Aside from helicase activity stimulation, SSB can also promote PriA helicase loading in E. coli [27, 28]. Therefore, we determined whether or not a similar relation exists between MtbDnaB and MtbSSB. We found that the helicase activity of MtbDnaB was weaker in the presence of SSB∆C20, which has decreased interaction with MtbDnaB compared with wild-type MtbSSB. We speculate that MtbSSB also promotes MtbDnaB helicase loading. This possibility is biologically relevant in DNA replication in M. tuberculosis. E. coli DnaC can load the DnaB helicase to oriC by forming a helicase complex (DnaB6–DnaC6) . According to our sequence analysis, the dnaC gene is absent in the M. tuberculosis genome , and the loading mechanism of MtbDnaB to oriC is unclear in this pathogen. Hence, MtbSSB–MtbDnaB interactions might be critical in restarting DNA replication, as speculated in H. pylori. Furthermore, the expression of the ssb gene was increased in BCG when this bacterium was cultured in the presence of H2O2 and methyl methanesulfonate (MMS) (Fig. S8). Thus, we presumed that MtbSSB assists the loading of MtbDnaB under normal growth conditions but prevents its binding to the vicinity of the DNA replication fork under stressful growth conditions.

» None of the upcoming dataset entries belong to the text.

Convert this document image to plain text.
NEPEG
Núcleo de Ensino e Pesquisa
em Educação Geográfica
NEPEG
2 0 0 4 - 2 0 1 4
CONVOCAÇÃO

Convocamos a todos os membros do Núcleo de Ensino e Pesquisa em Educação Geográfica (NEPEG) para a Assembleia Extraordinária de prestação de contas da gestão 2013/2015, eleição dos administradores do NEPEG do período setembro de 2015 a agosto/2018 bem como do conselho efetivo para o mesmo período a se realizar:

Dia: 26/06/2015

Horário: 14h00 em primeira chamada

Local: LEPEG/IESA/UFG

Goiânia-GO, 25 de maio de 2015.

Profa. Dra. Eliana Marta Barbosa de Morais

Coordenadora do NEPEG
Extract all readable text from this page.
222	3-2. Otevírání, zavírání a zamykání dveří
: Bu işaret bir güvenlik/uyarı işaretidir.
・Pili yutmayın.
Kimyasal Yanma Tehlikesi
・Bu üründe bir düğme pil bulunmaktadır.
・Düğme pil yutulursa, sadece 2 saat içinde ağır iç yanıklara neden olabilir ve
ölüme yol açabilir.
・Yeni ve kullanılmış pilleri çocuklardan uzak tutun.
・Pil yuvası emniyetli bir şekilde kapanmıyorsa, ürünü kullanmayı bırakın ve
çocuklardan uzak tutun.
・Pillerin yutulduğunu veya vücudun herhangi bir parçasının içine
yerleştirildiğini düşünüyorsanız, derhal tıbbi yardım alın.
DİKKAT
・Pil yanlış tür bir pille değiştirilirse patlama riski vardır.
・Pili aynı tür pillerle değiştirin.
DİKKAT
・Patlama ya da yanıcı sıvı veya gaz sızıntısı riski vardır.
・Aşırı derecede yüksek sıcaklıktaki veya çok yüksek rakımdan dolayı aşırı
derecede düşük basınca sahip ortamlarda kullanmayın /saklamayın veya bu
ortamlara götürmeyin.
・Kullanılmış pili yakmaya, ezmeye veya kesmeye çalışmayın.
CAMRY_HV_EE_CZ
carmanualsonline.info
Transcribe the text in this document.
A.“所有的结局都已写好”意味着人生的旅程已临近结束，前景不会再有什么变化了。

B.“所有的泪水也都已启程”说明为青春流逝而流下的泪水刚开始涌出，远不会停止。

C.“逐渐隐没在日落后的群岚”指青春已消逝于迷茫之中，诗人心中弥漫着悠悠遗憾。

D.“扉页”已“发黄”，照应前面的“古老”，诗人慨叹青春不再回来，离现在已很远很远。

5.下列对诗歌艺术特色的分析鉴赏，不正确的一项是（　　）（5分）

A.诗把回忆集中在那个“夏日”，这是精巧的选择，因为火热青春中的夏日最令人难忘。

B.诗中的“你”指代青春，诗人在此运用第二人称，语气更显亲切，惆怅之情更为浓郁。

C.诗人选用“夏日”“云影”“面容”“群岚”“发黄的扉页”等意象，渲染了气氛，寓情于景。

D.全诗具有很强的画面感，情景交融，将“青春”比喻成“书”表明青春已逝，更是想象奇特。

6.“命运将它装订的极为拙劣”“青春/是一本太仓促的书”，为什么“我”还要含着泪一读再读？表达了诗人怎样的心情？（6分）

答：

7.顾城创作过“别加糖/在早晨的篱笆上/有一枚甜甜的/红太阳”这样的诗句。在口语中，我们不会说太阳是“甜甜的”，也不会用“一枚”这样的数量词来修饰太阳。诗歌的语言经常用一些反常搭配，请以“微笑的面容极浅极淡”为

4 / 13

In summary, we characterized the function of DnaB in M. tuberculosis and confirmed that MtbDnaB is a functional homolog of E. coli DnaB, H. pylori DnaB and pea chloroplast DnaB. We also characterized the physical and functional interactions between MtbDnaB and MtbSSB, and hypothesized that MtbSSB assists the loading of MtbDnaB on the DNA replication fork in M. tuberculosis. Our findings provide novel insights into the function and regulation of DnaB in M. tuberculosis.